Teach me, O Lord, to follow your decrees;
then I will keep them to the end.
The Lord’s teaching is eternally effective because it changes our character, instead of simply describing the way things are to us.
Give me understanding and I will keep your law
and obey it with all my heart.
To try to keep God’s law without understanding what it is, or what it is for, or how it works, is not the point. We are no longer slaves but sons and heirs and he wants us to join the family business and participate in his way with a whole-hearted response, just as he does. Has it ever occurred to you that God is not above the law? He keeps it pure and undefiled, in his son, in his spirit and in himself.
Direct me in the path of your commands
for there I find my delight.
My search for joy can finish in his command – in his Word – if I care to think about it in that light. If we seek delight there, we will find it.
Turn my heart towards your statutes
and not towards selfish gain.
Yes, that all my ambitions might find a place in you, Lord. We are very broken – we can’t turn our own hearts at all! This is a real symptom of the disease of sin – a disobedient heart that longs for and lusts after unholy things – but this is a true proof of God’s grace: he will turn our heart for us. And God’s laws run exactly opposite to selfishness: we need have no worry or guilt or self-criticism when our hearts are after the things he says.
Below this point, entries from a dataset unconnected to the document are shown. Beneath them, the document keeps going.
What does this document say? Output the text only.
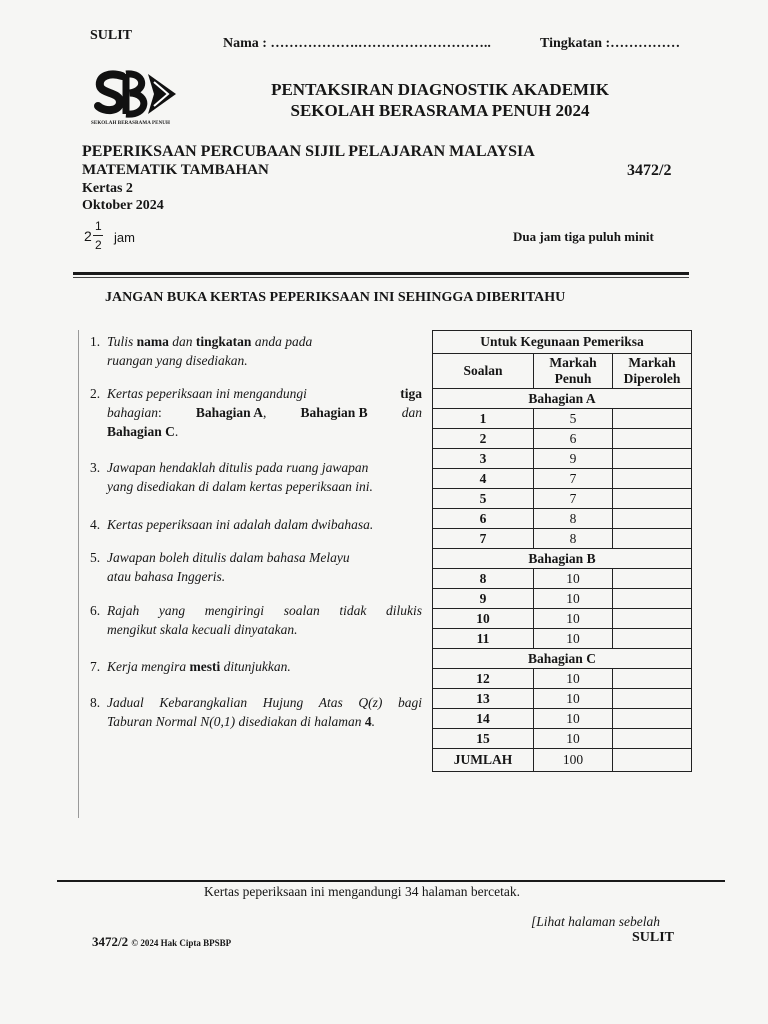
SULIT
Nama : ……………….………………………..	Tingkatan :……………
SEKOLAH BERASRAMA PENUH
PENTAKSIRAN DIAGNOSTIK AKADEMIK
SEKOLAH BERASRAMA PENUH 2024
PEPERIKSAAN PERCUBAAN SIJIL PELAJARAN MALAYSIA
MATEMATIK TAMBAHAN	3472/2
Kertas 2
Oktober 2024
2
1
2 jam	Dua jam tiga puluh minit
JANGAN BUKA KERTAS PEPERIKSAAN INI SEHINGGA DIBERITAHU
1. Tulis nama dan tingkatan anda pada
ruangan yang disediakan.
2. Kertas peperiksaan ini mengandungi	tiga
bahagian:	Bahagian A,	Bahagian B	dan
Bahagian C.
3. Jawapan hendaklah ditulis pada ruang jawapan
yang disediakan di dalam kertas peperiksaan ini.
4. Kertas peperiksaan ini adalah dalam dwibahasa.
5. Jawapan boleh ditulis dalam bahasa Melayu
atau bahasa Inggeris.
6. Rajah yang mengiringi soalan tidak dilukis
mengikut skala kecuali dinyatakan.
7. Kerja mengira mesti ditunjukkan.
8. Jadual Kebarangkalian Hujung Atas Q(z) bagi
Taburan Normal N(0,1) disediakan di halaman 4.
Untuk Kegunaan Pemeriksa		
Soalan	Markah Penuh	Markah Diperoleh
Bahagian A		
1	5	
2	6	
3	9	
4	7	
5	7	
6	8	
7	8	
Bahagian B		
8	10	
9	10	
10	10	
11	10	
Bahagian C		
12	10	
13	10	
14	10	
15	10	
JUMLAH	100	
Kertas peperiksaan ini mengandungi 34 halaman bercetak.
[Lihat halaman sebelah
3472/2 © 2024 Hak Cipta BPSBP	SULIT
Turn my eyes away from worthless things;
preserve my life according to your word.
To stay fixed on the valuable things is to remain alive! Life is not worth living if all we can see are diseased things. But the things we let into our spirit through our eyes will extend and preserve our life.
Fulfil your promise to your servant,
so that you may be feared.
Testimony is powerful, isn’t it? It is awe-inspiring and intended to shock us with God’s gracefulness and faithfulness. If God were to keep all his promises – just consider how many that is for a moment – wouldn’t that unutterably change our lives? Now consider: God will keep all his promises! His promises to Adam, to Eve, to Abraham, to Isaac, to Jacob, to David, Solomon, to Hannah and to Simeon and Anna and Mary and Elizabeth and to Jonah and to Jeremiah and every secret promise he has made to every king, prophet, teacher, labourer, designer, musician, angel, messenger, translator, builder, farmer, meteorologist, child and grandparent. Consider the scope of these promises! All the promises he made to Jesus and to John! If you have ever had the Spirit assure you of something, that too will be fulfilled – and if, like me, you are too forgetful of the promises God has made to you, testify to them, write them down, record them for your children, tell them abroad. All the little ones – the ones we consider little – about the weather and the mood of someone we have to talk to and the ones about work and money. All the great ones about our name in the book of life. When we speak them with our mouth our brain records them in our experience and we build our faith. We redesign our life.
Take away the disgrace I dread,
for your laws are good.
Fear is the enemy of satisfaction. So we make a good swap with the Lord – our disgrace for his law! Seek to please God, rather than any other authority, and fear no disgrace! We cannot be disgraced before God – dis-graced! Because Grace is not revoked.
How I long for your precepts!
Preserve my life in your righteousness.
With all this in mind, can’t we say we long to hear from God, through Scripture, through the still small voice, through a song or dance of worship, through the wind in the trees! To understand his law and his way of living, his new covenant of grace, his sacrifice in our place, his healing power, his life where there was death! These are the things that will bring us life as we understand them, experience them, make them primary in our lives. His righteousness – his unique characteristic – is what we seek! And we were promised that those who hunger and thirst after righteousness will be satisfied.
It was around this point that I had my own personal revelation. I wrote, on the 12.1.14; In my teaching, in my writing, I want to please God. There’s all this talk of pleasing Ofsted – none of pleasing our creator, who cares for us, who’s nearby. That was when I decided to leave teaching and seek a new way.